Fintech / Stock Broker / Trading Platform

FY2025 Revenue

₹877 Cr

FY2025 PAT

+₹408 Cr

Full Dhan breakdown →

Company B

Solid

Zerodha

Fintech / Stock Broking

Revenue FY2025 (-11.5% from record FY2024)

₹8,810 Cr

PAT, 48% net margin

₹4,232 Cr

Full Zerodha breakdown →

The 30-Second Summary

Dhan and Zerodha look like different companies.

The numbers say they're the same business.

  • Same margins, both ~47% net.
  • Same model, flat-fee per trade, derivatives-led.
  • Same discipline, zero debt, full corporate cash tax, self-funded growth.
  • Only difference, time.

Zerodha is what happens when this model compounds for a decade. The model is solved. Only time separates them.

Where the Numbers Rhyme

Two brokers in the same regulatory regime can run wildly different P&Ls. Dhan and Zerodha don't.

Net margin (PAT / revenue)

Dhan

46.6%

₹408 Cr profit on ₹877 Cr revenue

Zerodha

48.0%

₹4,232 Cr profit on ₹8,810 Cr revenue

The gap: Both close to half. The unit economics of the flat-fee discount-broking model are essentially identical.

Cash tax paid (full corporate rate)

Dhan

~₹140 Cr

28% of profit; full Indian corporate rate

Zerodha

~₹1,400 Cr

33% of profit; full Indian corporate rate

The gap: Neither has a tax shield. Both report real, taxable profit and pay it in cash.

Capital structure

Dhan

Zero borrowings

self-funded from operating cash

Zerodha

Zero borrowings

self-funded for over a decade

The gap: Identical. Both refuse leverage; both grow from operations.

The operating model has converged. The unit economics are not contested between the two; only execution and acquisition speed are.

The core insight

Dhan and Zerodha disagree on nothing structural. The audits read like the same business at different points on the curve.

Where the Numbers Diverge

The differences are scale and trajectory.

Revenue scale

Dhan

₹877 Cr

FY2025 standalone

Zerodha

₹8,810 Cr

FY2025 standalone

The gap: Zerodha is 10× the size. But the unit economics underneath are the same.

Revenue growth (YoY)

Dhan

+136%

fastest growth in the listed/audited broker cohort

Zerodha

Low-teens

now the market; growing in line with the category

The gap: Dhan is taking share. Zerodha is the category.

Advertising intensity

Dhan

₹74 Cr

+168% YoY; buying acquisition

Zerodha

Negligible

referral-led; earns acquisition

The gap: Same product. Different acquisition strategy. Dhan pays for users; Zerodha doesn't have to anymore.

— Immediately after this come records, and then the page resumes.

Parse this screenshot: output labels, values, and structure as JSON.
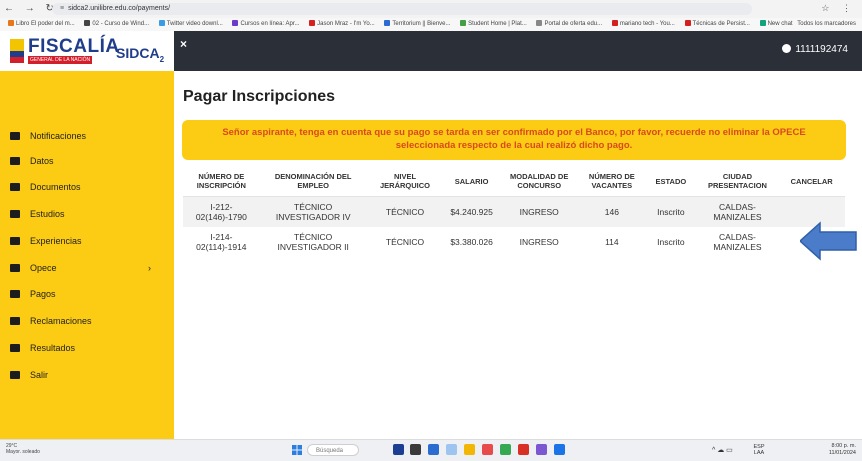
{
  "browser": {
    "url": "sidca2.unilibre.edu.co/payments/",
    "bookmarks": [
      "Libro El poder del m...",
      "02 - Curso de Wind...",
      "Twitter video downl...",
      "Cursos en línea: Apr...",
      "Jason Mraz - I'm Yo...",
      "Territorium || Bienve...",
      "Student Home | Plat...",
      "Portal de oferta edu...",
      "mariano tech - You...",
      "Técnicas de Persist...",
      "New chat"
    ],
    "all_bookmarks": "Todos los marcadores"
  },
  "header": {
    "logo_title": "FISCALÍA",
    "logo_subtitle": "GENERAL DE LA NACIÓN",
    "logo_app": "SIDCA",
    "logo_app_sub": "2",
    "close_symbol": "×",
    "user_id": "1111192474"
  },
  "sidebar": {
    "items": [
      {
        "label": "Notificaciones",
        "icon": "bell-icon"
      },
      {
        "label": "Datos",
        "icon": "data-icon"
      },
      {
        "label": "Documentos",
        "icon": "id-card-icon"
      },
      {
        "label": "Estudios",
        "icon": "graduation-cap-icon"
      },
      {
        "label": "Experiencias",
        "icon": "briefcase-icon"
      },
      {
        "label": "Opece",
        "icon": "folder-icon"
      },
      {
        "label": "Pagos",
        "icon": "credit-card-icon"
      },
      {
        "label": "Reclamaciones",
        "icon": "comment-icon"
      },
      {
        "label": "Resultados",
        "icon": "bar-chart-icon"
      },
      {
        "label": "Salir",
        "icon": "power-icon"
      }
    ],
    "opece_chevron": "›"
  },
  "main": {
    "title": "Pagar Inscripciones",
    "alert": "Señor aspirante, tenga en cuenta que su pago se tarda en ser confirmado por el Banco, por favor, recuerde no eliminar la OPECE seleccionada respecto de la cual realizó dicho pago.",
    "table": {
      "headers": [
        "NÚMERO DE INSCRIPCIÓN",
        "DENOMINACIÓN DEL EMPLEO",
        "NIVEL JERÁRQUICO",
        "SALARIO",
        "MODALIDAD DE CONCURSO",
        "NÚMERO DE VACANTES",
        "ESTADO",
        "CIUDAD PRESENTACION",
        "CANCELAR"
      ],
      "rows": [
        [
          "I-212-02(146)-1790",
          "TÉCNICO INVESTIGADOR IV",
          "TÉCNICO",
          "$4.240.925",
          "INGRESO",
          "146",
          "Inscrito",
          "CALDAS-MANIZALES",
          ""
        ],
        [
          "I-214-02(114)-1914",
          "TÉCNICO INVESTIGADOR II",
          "TÉCNICO",
          "$3.380.026",
          "INGRESO",
          "114",
          "Inscrito",
          "CALDAS-MANIZALES",
          ""
        ]
      ]
    }
  },
  "taskbar": {
    "weather_temp": "29°C",
    "weather_desc": "Mayor. soleado",
    "search_placeholder": "Búsqueda",
    "lang": "ESP LAA",
    "time": "8:00 p. m.",
    "date": "11/01/2024"
  },
  "colors": {
    "sidebar": "#fccb14",
    "header": "#2b2f38",
    "alert_text": "#d84a1b",
    "arrow": "#4a7cc9"
  }
}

Liquid asset cushion (treasury / cash)

Dhan

~₹163 Cr

year-end FY2025

Zerodha

Multi-thousand crore

decades of compounded retained earnings

The gap: Cushion size funds optionality (research, asset management, fund products). This is where Zerodha's lead extends beyond brokerage.

The Common Risk

A flat-fee broker is a leveraged bet on retail derivatives volume.

This is what makes the comparison interesting: their fates are correlated. Either both compound, or both compress.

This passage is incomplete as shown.